For the moment, at any rate, the data are highly favorable. According to BLS data, total non-farm employment, as noted, has returned to and now exceeds pre-recession levels. Preliminary data for August 2012 show a 1,100-job (0.2%) margin over the total recorded four years earlier. Two factors are at work—the MSA’s relatively shallow dip due to the recession (compared with the nation) and strong recent job creation. Thus, employment per the latest August was up 9,300 jobs (2.0%) from 12 months prior and was up 12,200 jobs (2.6%) over 24 months. The additional good news embedded in these figures is the increase in the pace of job creation indicated for the latter 12-month span—at a time in which a slowdown in job growth was common across the country. Gains, moreover, are spread across most major employment sectors. Included is a large, 2,200-job (3.3%) 12-month gain in the centrally important Professional and Business Services sector. BLS data also indicate significant employment growth in the Education and Health Services, Manufacturing and in Construction sectors as well.

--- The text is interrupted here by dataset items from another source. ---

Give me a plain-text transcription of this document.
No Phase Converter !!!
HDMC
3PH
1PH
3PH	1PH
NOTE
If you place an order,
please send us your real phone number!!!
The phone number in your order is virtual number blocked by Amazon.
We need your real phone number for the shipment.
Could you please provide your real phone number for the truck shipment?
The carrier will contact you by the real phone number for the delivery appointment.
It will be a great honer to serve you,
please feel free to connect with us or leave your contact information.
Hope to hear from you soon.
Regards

As indicated, favorable signs are apparent in the local housing market. According to Omaha Area Board of Realtors and Great Plains Realtors MLS, 8,891 residential sales (new and existing combined) were completed through the first three quarters of 2012, up 16.8% year-over-year. At 17,239, the average number of homes placed up for sale during the period was down 3.9%. At $169,488, the average selling price year-to-date was up 4.2%. According to the U.S. Bureau of the Census, the 2,414 residential units permitted for construction in the local MSA during the first eight months of the year were up 33.2% from the comparable span of 2011. Of the latest total, 1,603 were for detached single-family homes, a gain of 8.5%.